HERNIA DISCAL


Un golpe en la columna, una flexión indebida, la carga de demasiado peso o el hacerlo de forma incorrecta pueden causar que los discos se abulten, o peor aún, se rompan dando lugar a una hernia discal. Estas hernias pueden ser muy dolorosas, al presionar la médula espinal y las raíces nerviosas dorsales, e interfirir con su funcionamiento. El ajuste quiropráctico o movimiento de las vértebras adyacentes al disco facilitan que este se nutra y reconponga más rápido.

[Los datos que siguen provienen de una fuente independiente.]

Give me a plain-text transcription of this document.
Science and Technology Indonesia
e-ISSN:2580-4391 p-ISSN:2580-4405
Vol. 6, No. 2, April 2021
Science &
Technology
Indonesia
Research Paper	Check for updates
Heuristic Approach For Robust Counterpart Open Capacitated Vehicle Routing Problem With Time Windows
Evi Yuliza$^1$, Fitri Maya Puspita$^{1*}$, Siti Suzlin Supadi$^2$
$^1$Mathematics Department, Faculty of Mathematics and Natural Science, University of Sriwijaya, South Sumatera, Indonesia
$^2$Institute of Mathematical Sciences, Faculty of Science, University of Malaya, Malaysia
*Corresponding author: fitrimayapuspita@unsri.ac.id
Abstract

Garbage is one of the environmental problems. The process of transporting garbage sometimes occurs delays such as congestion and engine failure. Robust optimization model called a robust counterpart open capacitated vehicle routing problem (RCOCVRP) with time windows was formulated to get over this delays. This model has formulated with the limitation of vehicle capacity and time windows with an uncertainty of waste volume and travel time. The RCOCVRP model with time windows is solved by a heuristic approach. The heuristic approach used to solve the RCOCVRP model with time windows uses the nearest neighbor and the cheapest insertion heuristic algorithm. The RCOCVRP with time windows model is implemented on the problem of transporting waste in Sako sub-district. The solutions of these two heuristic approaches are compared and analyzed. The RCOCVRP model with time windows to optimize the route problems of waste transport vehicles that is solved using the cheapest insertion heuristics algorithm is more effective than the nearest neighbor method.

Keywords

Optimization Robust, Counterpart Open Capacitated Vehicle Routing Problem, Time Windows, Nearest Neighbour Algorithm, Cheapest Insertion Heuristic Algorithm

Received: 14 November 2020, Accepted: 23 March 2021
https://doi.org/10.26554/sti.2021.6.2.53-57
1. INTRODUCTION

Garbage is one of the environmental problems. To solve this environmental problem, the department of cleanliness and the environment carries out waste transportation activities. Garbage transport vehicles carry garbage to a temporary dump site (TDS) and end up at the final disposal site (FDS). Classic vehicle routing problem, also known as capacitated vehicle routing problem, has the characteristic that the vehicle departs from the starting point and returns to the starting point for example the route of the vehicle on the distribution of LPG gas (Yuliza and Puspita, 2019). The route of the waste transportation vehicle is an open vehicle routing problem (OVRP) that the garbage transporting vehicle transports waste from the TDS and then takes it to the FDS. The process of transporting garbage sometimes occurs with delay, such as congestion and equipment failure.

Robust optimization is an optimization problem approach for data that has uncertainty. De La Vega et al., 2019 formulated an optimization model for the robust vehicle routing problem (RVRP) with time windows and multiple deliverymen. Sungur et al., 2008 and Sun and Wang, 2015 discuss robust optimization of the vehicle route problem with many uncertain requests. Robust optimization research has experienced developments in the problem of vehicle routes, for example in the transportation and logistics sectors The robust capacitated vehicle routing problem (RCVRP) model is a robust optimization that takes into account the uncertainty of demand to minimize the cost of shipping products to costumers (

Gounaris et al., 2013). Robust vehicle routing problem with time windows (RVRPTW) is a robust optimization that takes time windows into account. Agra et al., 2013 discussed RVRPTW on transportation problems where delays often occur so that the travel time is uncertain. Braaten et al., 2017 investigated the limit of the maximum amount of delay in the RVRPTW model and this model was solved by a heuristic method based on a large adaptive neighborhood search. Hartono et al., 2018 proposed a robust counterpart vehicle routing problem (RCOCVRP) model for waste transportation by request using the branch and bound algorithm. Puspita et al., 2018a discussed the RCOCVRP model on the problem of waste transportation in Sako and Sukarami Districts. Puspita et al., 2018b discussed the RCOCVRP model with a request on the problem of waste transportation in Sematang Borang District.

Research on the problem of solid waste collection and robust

El paciente que acude al quiropráctico se beneficia de un tratamiento no agresivo, evita riesgos y los largos postoperatorios que conlleva la cirugía. Además la operación quirúrgica de hernia discal no siempre garantiza un resultado satisfactorio. Solo el 50% de los pacientes de hernia discal obtiene una mejoría notable por la cirugía. El otro 50% empeoran o no experimentan progresos.
El tratamiento quiropráctico es capaz de reparar estos discos herniados, evitando en la mayoría de los casos tener que recurrir a la cirugía.

hernia discal¿Qué es la hernia discal?

Los discos intervertebrales,son los encargados de amortiguar el rozamiento y la presión entre las vertebras que se produce con nuestros movimientos cotidianos.

Está compuesto de un material gelatinoso que se encuentra recubierto por una envoltura fibrosa. Un golpe, una mala postura, o el levantamiento de un peso de forma indebida, aumenta la presión en el disco produciendo una protuberancia o incluso pudiendo llegar a hacer que se rompa la envoltura fibrosa y porvocando un derrame de el material gelatinoso que se encuentra en el interior del disco.

Este material gelatinoso que sale al exterior del disco, toca las raíces nerviosas o la médula espinal provocando un fuerte dolor.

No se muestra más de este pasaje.